Monsieur le Haut-Commissaire,

nous avons l’honneur de venir très respectueusement, par la présente, porter à votre connaissance ce qui suit : voilà 2 (deux) ans que Mme Sangaré/Ouédraogo Justine est affectée comme préfet du département de Thyou, province du Boulkiemdé.

A son arrivée à Thyou, toute la population, particulièrement nous, les jeunes, était très contente parce que la préfecture est restée longtemps sans titulaire suite au départ de son prédécesseur pour raison de service.

Mais à notre grand étonnement, madame le préfet nous a pris pour cible pour mieux asseoir son autorité par des faits qui se résument comme ci-dessous et qui nous laissent pantois et perplexes :

Le village a été doté d’une maison des jeunes par le ministère en charge des jeunes, et comme son nom l’indique, mise à la disposition de ceux-ci.

En attendant sa remise officielle, la maison a été placée sous la responsabilité des jeunes par la remise des clés à ces derniers. Il en est de même du matériel qui y était.

Quelque temps seulement après son arrivée, madame le préfet, sans chercher à s’approcher de nous pour comprendre les faits et après une visite des lieux, accompagnée de l’agent forestier, d’un comptable communal à la retraite, a procédé à un inventaire exhaustif du matériel et exigé que nous lui remettions les clés, séance tenante.

Nous avons expliqué que la maison étant sous notre responsabilité, nous ne pouvions pas pour le moment lui remettre les clés, surtout qu’elle nous demande, par ailleurs, d’en assurer la garde sans les clés.

Nos démarches infructueuses

Nous pensons que c’est à partir de là qu’a commencé notre calvaire. Comme tout le monde le sait, l’homme s’épanouit à travers le travail et les loisirs.

Ayant adressé une demande d’autorisation de danser dans notre maison, nous nous sommes heurtés à un refus de madame le préfet, avec cette réserve que le refus pouvait être levé à condition que la soirée dansante se tienne dans un bar géré par un particulier, qui loue à 5000 F ses locaux.

Alors que nous pouvions le faire au sein de notre maison à moindre coût, tout en engrangeant des recettes pour l’amortissement du matériel mis gracieusement à notre disposition par le ministère de tutelle !

Nous avons alors refusé la proposition de madame le préfet ; ce qui l’a conduit à convoquer une assemblée qui, outre les jeunes, comprenait le chef du village, le comité des sages et la population dans ses différentes composantes.

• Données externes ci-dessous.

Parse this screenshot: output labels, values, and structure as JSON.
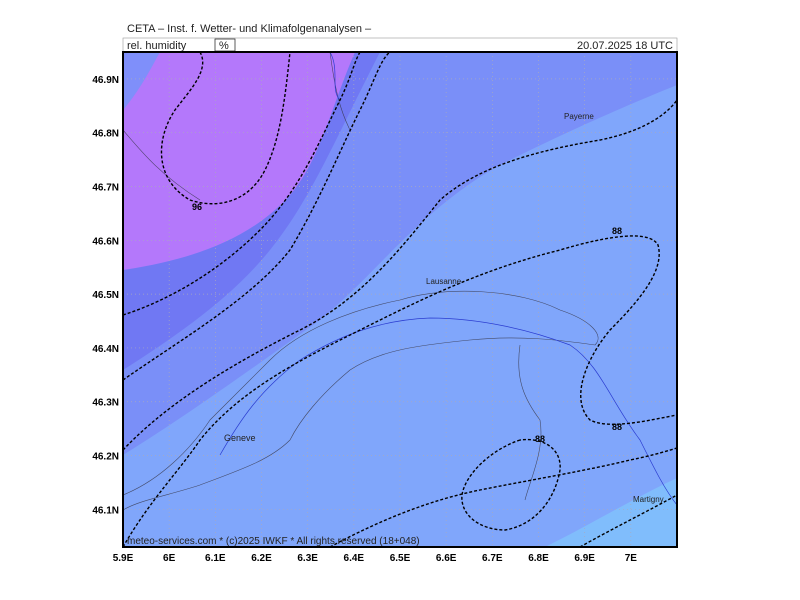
{
  "header": {
    "institute": "CETA – Inst. f. Wetter- und Klimafolgenanalysen –",
    "parameter": "rel. humidity",
    "unit": "%",
    "valid": "20.07.2025 18 UTC"
  },
  "footer": "meteo-services.com * (c)2025 IWKF * All rights reserved (18+048)",
  "axes": {
    "xlim": [
      5.9,
      7.1
    ],
    "ylim": [
      46.03,
      46.95
    ],
    "xticks": [
      {
        "value": 5.9,
        "label": "5.9E"
      },
      {
        "value": 6.0,
        "label": "6E"
      },
      {
        "value": 6.1,
        "label": "6.1E"
      },
      {
        "value": 6.2,
        "label": "6.2E"
      },
      {
        "value": 6.3,
        "label": "6.3E"
      },
      {
        "value": 6.4,
        "label": "6.4E"
      },
      {
        "value": 6.5,
        "label": "6.5E"
      },
      {
        "value": 6.6,
        "label": "6.6E"
      },
      {
        "value": 6.7,
        "label": "6.7E"
      },
      {
        "value": 6.8,
        "label": "6.8E"
      },
      {
        "value": 6.9,
        "label": "6.9E"
      },
      {
        "value": 7.0,
        "label": "7E"
      }
    ],
    "yticks": [
      {
        "value": 46.1,
        "label": "46.1N"
      },
      {
        "value": 46.2,
        "label": "46.2N"
      },
      {
        "value": 46.3,
        "label": "46.3N"
      },
      {
        "value": 46.4,
        "label": "46.4N"
      },
      {
        "value": 46.5,
        "label": "46.5N"
      },
      {
        "value": 46.6,
        "label": "46.6N"
      },
      {
        "value": 46.7,
        "label": "46.7N"
      },
      {
        "value": 46.8,
        "label": "46.8N"
      },
      {
        "value": 46.9,
        "label": "46.9N"
      }
    ]
  },
  "contour_labels": [
    96,
    88,
    88,
    88
  ],
  "places": [
    "Payerne",
    "Lausanne",
    "Geneve",
    "Martigny"
  ]
}
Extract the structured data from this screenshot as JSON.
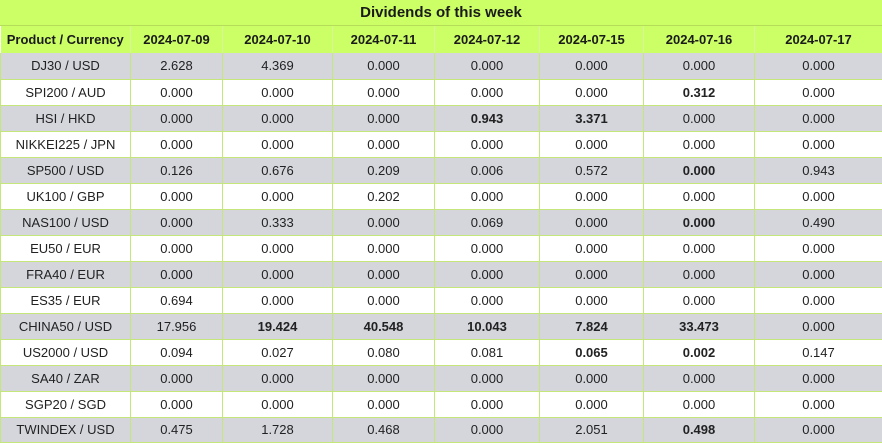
{
  "title": "Dividends of this week",
  "columns": [
    "Product / Currency",
    "2024-07-09",
    "2024-07-10",
    "2024-07-11",
    "2024-07-12",
    "2024-07-15",
    "2024-07-16",
    "2024-07-17"
  ],
  "rows": [
    {
      "product": "DJ30 / USD",
      "values": [
        "2.628",
        "4.369",
        "0.000",
        "0.000",
        "0.000",
        "0.000",
        "0.000"
      ],
      "bold": []
    },
    {
      "product": "SPI200 / AUD",
      "values": [
        "0.000",
        "0.000",
        "0.000",
        "0.000",
        "0.000",
        "0.312",
        "0.000"
      ],
      "bold": [
        5
      ]
    },
    {
      "product": "HSI / HKD",
      "values": [
        "0.000",
        "0.000",
        "0.000",
        "0.943",
        "3.371",
        "0.000",
        "0.000"
      ],
      "bold": [
        3,
        4
      ]
    },
    {
      "product": "NIKKEI225 / JPN",
      "values": [
        "0.000",
        "0.000",
        "0.000",
        "0.000",
        "0.000",
        "0.000",
        "0.000"
      ],
      "bold": []
    },
    {
      "product": "SP500 / USD",
      "values": [
        "0.126",
        "0.676",
        "0.209",
        "0.006",
        "0.572",
        "0.000",
        "0.943"
      ],
      "bold": [
        5
      ]
    },
    {
      "product": "UK100 / GBP",
      "values": [
        "0.000",
        "0.000",
        "0.202",
        "0.000",
        "0.000",
        "0.000",
        "0.000"
      ],
      "bold": []
    },
    {
      "product": "NAS100 / USD",
      "values": [
        "0.000",
        "0.333",
        "0.000",
        "0.069",
        "0.000",
        "0.000",
        "0.490"
      ],
      "bold": [
        5
      ]
    },
    {
      "product": "EU50 / EUR",
      "values": [
        "0.000",
        "0.000",
        "0.000",
        "0.000",
        "0.000",
        "0.000",
        "0.000"
      ],
      "bold": []
    },
    {
      "product": "FRA40 / EUR",
      "values": [
        "0.000",
        "0.000",
        "0.000",
        "0.000",
        "0.000",
        "0.000",
        "0.000"
      ],
      "bold": []
    },
    {
      "product": "ES35 / EUR",
      "values": [
        "0.694",
        "0.000",
        "0.000",
        "0.000",
        "0.000",
        "0.000",
        "0.000"
      ],
      "bold": []
    },
    {
      "product": "CHINA50 / USD",
      "values": [
        "17.956",
        "19.424",
        "40.548",
        "10.043",
        "7.824",
        "33.473",
        "0.000"
      ],
      "bold": [
        1,
        2,
        3,
        4,
        5
      ]
    },
    {
      "product": "US2000 / USD",
      "values": [
        "0.094",
        "0.027",
        "0.080",
        "0.081",
        "0.065",
        "0.002",
        "0.147"
      ],
      "bold": [
        4,
        5
      ]
    },
    {
      "product": "SA40 / ZAR",
      "values": [
        "0.000",
        "0.000",
        "0.000",
        "0.000",
        "0.000",
        "0.000",
        "0.000"
      ],
      "bold": []
    },
    {
      "product": "SGP20 / SGD",
      "values": [
        "0.000",
        "0.000",
        "0.000",
        "0.000",
        "0.000",
        "0.000",
        "0.000"
      ],
      "bold": []
    },
    {
      "product": "TWINDEX / USD",
      "values": [
        "0.475",
        "1.728",
        "0.468",
        "0.000",
        "2.051",
        "0.498",
        "0.000"
      ],
      "bold": [
        5
      ]
    }
  ],
  "colors": {
    "header_bg": "#ccff66",
    "row_odd_bg": "#d4d6dc",
    "row_even_bg": "#ffffff",
    "grid_line": "#c5e67a"
  }
}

Au cours de cette assemblée et après les explications et les débats qui s’en sont suivis, la décision a été prise que les jeunes avaient le droit d’utiliser leur maison. Nous pensons que cette décision n’a pas été du goût de madame le préfet, à en juger par les relations conflictuelles qui ont suivi cette décision. En témoignent

la note circulaire restrictive des autorisations de soirées dansantes. Son refus de nous signer une autorisation de danser le 23 décembre 2005 sous prétexte que le Responsable administratif villageois (RAV) n’ayant pas accepté de nous signer l’autorisation, elle refuse en conséquence, elle aussi, de la signer.

Etonnés, nous en avons informé la Brigade de la gendarmerie de Sabou qui, à notre grande surprise, nous a informés qu’un conseil des ministres a décidé depuis belle lurette la suppression de la fonction de responsable administratif villageois. Pourquoi alors, madame le préfet nous fait des noises pour un RAV fantôme ?

Nous nous sommes alors sentis floués et exploités depuis très longtemps, car il fallait, pour chaque demande d’autorisation de danser, et sur recommandation de madame le préfet, verser 300 à 500 F à ce RAV juridiquement inexistant.

Notre révolte était telle que nous avons décidé de danser ce jour malgré le refus de madame le préfet commandant le cercle de Thyou.

Informés de notre décision de danser, une délégation de quatre (4) personnes âgées est allée à notre insu rencontrer madame le préfet pour lui demander de nous autoriser, à titre exceptionnel, de danser.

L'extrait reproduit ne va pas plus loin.